I’m well aware of just how self-impressed I am. It’s because whenever I see someone writing what about what I’ve been thinking, my impression is, “What a brilliant thinker!” That’s what I thought when I saw Branko Milanovic’s article, Did Socialism Keep Capitalism Equal? What he’s getting at is the idea that as long as there was the Soviet empire, capitalists in the west had to be careful. They couldn’t allow inequality to get out of hand for fear that the people would just choose the other side. But now, without the threat of communism, the capitalists are going wild, because, hey, what options do the people have?
Well, there is one obvious answer to that: there was no communism before there was communism. There was no French Revolution before the French Revolution. This is part of a lesson that I’ve been trying to teach conservatives for years. It is hard to find a serious conservative who doesn’t think that FDR turned our capitalist utopia into a dystopian socialism. They just can’t see that what FDR most likely did was save capitalism in the United States. Otherwise, there probably would have been a revolution. And the US would have become a fascist state. (Because let’s face it: that’s where we tend to go as a people.)
But I think that Milanovic is really onto something. The rise of the whole “greed is good” mentality went along with the decline of the Soviet empire. In the 1950s, many people in the US government were worried that the Soviets could win the Cold War because of its centralization of power. It might not be so wonderful to live under, but such a system could — in theory — have been more effective in accomplishing its strategic goals. And that was a valid opinion — especially after Sputnik.
But by the 1970s and 1980s — regardless of the rhetoric of Nixon and Carter and Reagan — everyone knew that wasn’t true. And as a result, the rich grabbed more and more wealth and more and more power. As Milanovic points out, “Now, this idea comes from the fact that rich capitalist countries experienced an extraordinary period of decreasing inequality from around 1920s to 1980s…” But of course, the decline and fall of the Soviet empire is not the only possible reason for this. But I think the union story is hard to refute: the true decimation of unions is not due to skills-based jobs and globalization.
Ultimately, I think that Milanovic thinks that the threat of the Soviet empire (basically: fear of revolution) wasn’t the reason that we saw a decrease of inequality until about 1980 and then an increase.
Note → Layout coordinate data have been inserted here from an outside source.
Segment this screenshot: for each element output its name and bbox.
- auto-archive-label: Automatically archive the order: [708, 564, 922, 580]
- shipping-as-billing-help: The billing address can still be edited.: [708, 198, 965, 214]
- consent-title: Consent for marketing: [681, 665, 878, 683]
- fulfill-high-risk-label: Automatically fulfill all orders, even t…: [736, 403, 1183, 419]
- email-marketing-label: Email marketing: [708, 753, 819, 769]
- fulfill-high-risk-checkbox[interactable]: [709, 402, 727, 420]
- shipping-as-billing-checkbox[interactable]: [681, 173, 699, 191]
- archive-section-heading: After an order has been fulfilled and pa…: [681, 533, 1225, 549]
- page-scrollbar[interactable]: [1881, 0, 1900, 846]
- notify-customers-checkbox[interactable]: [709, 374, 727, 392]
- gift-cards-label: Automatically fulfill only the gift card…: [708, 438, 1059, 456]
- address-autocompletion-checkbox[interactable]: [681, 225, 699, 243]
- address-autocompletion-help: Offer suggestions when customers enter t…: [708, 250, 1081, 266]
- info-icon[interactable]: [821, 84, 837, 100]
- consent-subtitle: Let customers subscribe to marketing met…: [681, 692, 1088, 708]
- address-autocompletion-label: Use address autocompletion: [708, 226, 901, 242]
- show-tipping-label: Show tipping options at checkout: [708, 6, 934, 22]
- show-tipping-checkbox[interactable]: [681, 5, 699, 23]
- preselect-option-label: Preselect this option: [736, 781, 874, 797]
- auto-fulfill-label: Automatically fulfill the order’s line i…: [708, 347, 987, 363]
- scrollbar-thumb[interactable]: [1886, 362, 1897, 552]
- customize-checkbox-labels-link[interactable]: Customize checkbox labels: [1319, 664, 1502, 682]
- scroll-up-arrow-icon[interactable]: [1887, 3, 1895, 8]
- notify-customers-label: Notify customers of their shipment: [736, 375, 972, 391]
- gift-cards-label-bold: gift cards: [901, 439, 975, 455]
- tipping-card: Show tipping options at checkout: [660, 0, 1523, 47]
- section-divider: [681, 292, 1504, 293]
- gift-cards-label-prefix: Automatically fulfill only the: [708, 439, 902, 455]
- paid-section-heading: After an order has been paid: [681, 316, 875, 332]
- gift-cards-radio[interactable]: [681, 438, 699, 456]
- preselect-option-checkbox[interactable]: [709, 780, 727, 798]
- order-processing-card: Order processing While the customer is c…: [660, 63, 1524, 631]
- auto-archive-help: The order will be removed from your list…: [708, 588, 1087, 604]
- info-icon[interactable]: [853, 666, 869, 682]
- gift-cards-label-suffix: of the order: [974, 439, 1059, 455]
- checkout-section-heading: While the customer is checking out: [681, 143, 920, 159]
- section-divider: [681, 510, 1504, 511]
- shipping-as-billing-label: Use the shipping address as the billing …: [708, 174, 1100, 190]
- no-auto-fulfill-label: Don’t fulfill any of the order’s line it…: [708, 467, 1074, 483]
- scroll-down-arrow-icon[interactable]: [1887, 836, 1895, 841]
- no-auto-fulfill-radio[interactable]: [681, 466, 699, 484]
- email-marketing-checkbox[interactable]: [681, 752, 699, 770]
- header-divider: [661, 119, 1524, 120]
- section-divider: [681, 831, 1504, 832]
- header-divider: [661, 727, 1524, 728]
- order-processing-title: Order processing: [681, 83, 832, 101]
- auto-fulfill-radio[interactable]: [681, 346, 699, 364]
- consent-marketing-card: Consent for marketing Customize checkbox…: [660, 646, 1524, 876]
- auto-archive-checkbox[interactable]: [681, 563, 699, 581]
But it is certainly one of the reasons. And it is something that we who are not part of the power elite need to think about. We need something that will keep the rich in line. But the only thing that I can think of is solidarity. And the power elite have been fiendishly good at keeping the rest of us at each other’s throats, rather than focusing on how it is the power elite itself that is keeping us down. It would be sad indeed if we needed another Soviet empire for ordinary Americans to share in the wealth of this country.